Switzerland provides a good illustration of the fact that everyone can play football in the 21st century and that there are no bad teams left in international competitions. Between 1970 and 2000, this small country managed to qualify for the World Cup just once - in 1994. Since 2006, they have played regularly at the World Cup and have almost always reached the playoffs.
Switzerland is arguably the alma mater of continental football. It was from here that the new game started to spread from the UK to mainland Europe at the end of the 19th century. Supposedly Europe's first football club outside the UK was the Lausanne Football and Cricket Club. Later on, the graduates of Switzerland's elite schools brought the game home with them.
Switzerland made it to the round of 16 at the World Cup in 2006, 2014 and 2018, and played in the quarterfinals of Euro 2020.
The team qualified for the tournament with confidence, finishing first in a group that also included Italy, Northern Ireland, Bulgaria and Lithuania. Switzerland had two draws against the Italians and one against Northern Ireland, then won the rest of the matches, conceding just two goals in total.
Just before the start of the 2022 World Cup, Switzerland are 15th in the FIFA rankings.
According to ESPN journalists, midfield duo Granit Xhaka (Arsenal) and Remo Freuler (Nottingham Forest) will play a key role at the World Cup. The vulnerability of Switzerland may be in attack, and it is not a new problem for the team. In past years, the Swiss have lacked forwards with the quality of their midfielders, such as Xherdan Shaqiri and Gökhan Inler.
The experienced Haris Seferovic (Galatasaray), 22-year-old Noah Okafor (Salzburg) and Breel Embolo (Monaco) are claimed for a place in the attack.
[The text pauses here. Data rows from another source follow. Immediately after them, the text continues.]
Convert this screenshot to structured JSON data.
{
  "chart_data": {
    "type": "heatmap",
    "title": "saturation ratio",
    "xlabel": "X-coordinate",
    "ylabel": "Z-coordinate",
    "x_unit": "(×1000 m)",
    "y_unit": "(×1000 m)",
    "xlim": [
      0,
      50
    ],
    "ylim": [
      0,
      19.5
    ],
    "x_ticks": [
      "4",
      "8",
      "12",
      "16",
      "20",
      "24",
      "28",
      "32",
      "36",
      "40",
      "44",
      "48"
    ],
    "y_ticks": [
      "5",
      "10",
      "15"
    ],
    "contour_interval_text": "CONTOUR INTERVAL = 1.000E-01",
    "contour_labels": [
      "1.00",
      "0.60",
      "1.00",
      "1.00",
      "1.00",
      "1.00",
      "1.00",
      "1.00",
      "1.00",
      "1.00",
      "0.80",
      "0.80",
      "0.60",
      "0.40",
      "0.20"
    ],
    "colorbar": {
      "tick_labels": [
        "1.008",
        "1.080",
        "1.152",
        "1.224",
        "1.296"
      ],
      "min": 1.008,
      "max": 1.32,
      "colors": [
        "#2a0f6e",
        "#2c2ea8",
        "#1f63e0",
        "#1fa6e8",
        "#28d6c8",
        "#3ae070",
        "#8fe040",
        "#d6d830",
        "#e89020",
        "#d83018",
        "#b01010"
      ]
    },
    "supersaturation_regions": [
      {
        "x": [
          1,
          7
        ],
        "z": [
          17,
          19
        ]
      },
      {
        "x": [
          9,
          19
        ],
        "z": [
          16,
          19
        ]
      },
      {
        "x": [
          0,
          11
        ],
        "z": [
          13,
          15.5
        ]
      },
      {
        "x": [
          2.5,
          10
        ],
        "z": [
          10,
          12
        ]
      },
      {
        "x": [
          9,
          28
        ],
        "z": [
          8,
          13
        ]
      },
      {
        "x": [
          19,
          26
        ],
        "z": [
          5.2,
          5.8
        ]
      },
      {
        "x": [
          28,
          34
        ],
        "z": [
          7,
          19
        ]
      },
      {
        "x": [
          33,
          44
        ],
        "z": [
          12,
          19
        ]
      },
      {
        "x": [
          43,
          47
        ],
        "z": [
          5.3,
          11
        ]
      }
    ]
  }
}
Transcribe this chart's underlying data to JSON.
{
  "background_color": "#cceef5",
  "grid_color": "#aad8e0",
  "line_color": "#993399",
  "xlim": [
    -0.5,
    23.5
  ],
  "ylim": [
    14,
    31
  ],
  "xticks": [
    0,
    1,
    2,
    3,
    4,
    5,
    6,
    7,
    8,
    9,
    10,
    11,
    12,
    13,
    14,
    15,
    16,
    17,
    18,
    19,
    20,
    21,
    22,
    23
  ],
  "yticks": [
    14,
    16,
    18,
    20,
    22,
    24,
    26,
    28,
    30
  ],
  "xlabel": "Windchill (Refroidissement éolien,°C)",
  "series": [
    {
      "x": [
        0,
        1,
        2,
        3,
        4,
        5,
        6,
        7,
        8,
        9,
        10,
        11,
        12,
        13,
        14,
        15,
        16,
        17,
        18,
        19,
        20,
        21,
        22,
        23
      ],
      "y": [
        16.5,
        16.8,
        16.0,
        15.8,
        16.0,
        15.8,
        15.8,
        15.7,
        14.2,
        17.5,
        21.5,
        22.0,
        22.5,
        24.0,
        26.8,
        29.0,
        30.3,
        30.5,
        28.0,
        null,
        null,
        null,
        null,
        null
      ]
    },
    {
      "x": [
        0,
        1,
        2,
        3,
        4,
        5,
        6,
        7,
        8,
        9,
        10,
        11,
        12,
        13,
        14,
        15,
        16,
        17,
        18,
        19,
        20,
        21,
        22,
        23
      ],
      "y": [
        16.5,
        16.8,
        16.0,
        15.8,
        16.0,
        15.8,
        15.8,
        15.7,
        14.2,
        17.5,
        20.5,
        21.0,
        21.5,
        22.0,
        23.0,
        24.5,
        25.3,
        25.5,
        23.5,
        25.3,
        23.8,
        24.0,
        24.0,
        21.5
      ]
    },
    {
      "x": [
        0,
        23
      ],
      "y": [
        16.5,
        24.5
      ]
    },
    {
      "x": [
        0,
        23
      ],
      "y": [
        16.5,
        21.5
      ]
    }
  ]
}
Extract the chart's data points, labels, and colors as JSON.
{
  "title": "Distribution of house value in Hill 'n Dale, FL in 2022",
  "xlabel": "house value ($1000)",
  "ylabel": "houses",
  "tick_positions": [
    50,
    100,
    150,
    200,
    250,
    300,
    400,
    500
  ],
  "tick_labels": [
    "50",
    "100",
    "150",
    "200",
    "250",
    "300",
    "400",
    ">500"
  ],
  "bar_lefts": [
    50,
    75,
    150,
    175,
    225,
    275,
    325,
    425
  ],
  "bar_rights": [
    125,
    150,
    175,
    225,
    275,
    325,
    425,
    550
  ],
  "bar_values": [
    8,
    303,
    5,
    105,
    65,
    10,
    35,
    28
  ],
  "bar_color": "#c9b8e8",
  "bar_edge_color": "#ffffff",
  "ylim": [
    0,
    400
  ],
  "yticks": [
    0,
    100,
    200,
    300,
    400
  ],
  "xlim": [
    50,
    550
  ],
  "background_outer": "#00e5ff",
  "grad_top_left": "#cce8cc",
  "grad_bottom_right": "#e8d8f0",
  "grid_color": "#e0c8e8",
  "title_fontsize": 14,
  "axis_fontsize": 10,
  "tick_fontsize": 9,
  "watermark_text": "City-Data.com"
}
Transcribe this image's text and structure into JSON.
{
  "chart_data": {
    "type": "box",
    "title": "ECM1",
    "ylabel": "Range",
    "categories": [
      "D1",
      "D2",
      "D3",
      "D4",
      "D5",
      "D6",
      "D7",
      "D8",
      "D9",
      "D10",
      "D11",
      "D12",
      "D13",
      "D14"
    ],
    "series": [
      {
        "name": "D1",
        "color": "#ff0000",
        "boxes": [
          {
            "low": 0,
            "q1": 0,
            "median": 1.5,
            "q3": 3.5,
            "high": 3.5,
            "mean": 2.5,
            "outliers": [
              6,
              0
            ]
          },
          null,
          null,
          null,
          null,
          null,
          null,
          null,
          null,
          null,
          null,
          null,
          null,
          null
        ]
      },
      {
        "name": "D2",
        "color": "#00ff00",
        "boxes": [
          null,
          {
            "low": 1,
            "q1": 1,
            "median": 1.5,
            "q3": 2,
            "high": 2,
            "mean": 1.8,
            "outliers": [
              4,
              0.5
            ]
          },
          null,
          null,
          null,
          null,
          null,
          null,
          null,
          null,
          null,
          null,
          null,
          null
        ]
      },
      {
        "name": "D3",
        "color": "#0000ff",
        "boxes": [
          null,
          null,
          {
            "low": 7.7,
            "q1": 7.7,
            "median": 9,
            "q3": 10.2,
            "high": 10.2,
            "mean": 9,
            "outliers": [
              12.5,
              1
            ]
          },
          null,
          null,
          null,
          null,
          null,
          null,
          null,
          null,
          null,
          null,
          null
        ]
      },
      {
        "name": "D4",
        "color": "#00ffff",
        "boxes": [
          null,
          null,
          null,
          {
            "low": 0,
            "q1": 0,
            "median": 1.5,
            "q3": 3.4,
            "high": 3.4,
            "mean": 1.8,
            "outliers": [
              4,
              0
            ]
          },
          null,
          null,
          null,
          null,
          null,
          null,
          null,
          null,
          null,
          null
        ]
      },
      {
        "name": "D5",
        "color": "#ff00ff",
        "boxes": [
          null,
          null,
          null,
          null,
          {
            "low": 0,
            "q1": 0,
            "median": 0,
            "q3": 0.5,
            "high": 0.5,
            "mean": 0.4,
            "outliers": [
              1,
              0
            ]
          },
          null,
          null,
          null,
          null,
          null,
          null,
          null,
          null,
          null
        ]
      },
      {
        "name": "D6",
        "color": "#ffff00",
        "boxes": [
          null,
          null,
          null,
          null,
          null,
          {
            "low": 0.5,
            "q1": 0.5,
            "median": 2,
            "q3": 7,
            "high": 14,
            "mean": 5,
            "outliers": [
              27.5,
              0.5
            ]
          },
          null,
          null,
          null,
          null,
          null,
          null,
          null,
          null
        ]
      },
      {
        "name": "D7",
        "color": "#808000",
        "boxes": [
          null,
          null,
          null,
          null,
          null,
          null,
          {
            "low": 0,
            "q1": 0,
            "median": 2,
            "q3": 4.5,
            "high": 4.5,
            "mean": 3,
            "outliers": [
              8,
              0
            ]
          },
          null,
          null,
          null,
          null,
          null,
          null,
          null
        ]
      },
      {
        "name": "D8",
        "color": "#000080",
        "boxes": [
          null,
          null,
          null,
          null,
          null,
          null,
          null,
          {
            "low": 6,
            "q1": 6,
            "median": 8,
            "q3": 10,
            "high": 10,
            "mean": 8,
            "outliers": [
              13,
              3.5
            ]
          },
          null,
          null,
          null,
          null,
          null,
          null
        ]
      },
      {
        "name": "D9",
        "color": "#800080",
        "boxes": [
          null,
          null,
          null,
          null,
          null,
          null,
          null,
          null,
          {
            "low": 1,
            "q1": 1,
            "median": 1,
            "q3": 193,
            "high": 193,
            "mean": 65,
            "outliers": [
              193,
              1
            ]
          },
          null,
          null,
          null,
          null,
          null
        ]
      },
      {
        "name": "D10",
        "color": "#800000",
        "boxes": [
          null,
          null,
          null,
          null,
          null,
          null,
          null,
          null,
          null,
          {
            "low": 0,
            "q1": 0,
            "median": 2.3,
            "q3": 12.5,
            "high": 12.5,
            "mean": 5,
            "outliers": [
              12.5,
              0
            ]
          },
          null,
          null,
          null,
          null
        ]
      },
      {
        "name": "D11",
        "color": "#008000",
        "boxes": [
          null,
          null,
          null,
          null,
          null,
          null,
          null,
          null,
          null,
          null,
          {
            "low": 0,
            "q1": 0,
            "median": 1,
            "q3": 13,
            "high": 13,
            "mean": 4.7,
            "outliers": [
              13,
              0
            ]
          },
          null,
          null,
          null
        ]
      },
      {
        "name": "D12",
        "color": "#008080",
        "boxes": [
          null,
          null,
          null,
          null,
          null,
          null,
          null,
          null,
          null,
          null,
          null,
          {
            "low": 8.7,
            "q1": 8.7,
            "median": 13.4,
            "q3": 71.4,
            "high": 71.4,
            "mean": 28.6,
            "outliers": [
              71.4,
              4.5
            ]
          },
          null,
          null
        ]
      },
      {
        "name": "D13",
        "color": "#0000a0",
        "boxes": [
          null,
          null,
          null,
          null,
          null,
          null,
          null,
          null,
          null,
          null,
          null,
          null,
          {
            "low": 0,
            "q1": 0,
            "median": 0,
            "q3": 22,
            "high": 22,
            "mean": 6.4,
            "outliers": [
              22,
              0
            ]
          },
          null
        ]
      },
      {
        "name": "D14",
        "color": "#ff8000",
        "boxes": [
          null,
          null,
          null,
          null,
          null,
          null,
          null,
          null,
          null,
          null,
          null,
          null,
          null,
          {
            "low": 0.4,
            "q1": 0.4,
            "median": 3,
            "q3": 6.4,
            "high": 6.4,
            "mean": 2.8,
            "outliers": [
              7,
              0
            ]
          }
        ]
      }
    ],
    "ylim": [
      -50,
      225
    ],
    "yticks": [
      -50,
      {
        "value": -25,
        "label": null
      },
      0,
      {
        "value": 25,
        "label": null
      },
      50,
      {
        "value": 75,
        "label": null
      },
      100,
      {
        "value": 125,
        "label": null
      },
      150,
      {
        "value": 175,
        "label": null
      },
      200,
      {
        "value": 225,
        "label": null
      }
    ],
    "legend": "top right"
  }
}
The former Bayern Munich and Liverpool midfielder Xherdan Shaqiri, 31, who transferred to MLS this season, is likely to be in the starting line-up.
Switzerland have a strong group, with Brazil, who are the main favourites to win the World Cup, Serbia and Cameroon.
It will be extremely difficult to take any points from the Brazilians, so Switzerland should rely on beating Serbia first. The bookmakers estimate the chances that Brazil will advance to the playoffs as almost 100%, while the Swiss and Serbs are around 50%, but the Swiss have a slightly higher chance.
Switzerland are lucky to start the tournament with a match against Cameroon and can get 3 points and an emotional boost straight away. Cameroon failed to qualify for the 2018 World Cup and lost all three matches in the group stage in 2014. According to bookmakers, the Africans' chances of qualifying for the round of 16 are below 25%.
The match between Serbia and Switzerland will be the last game in the group and is likely to decide who will play in the playoffs.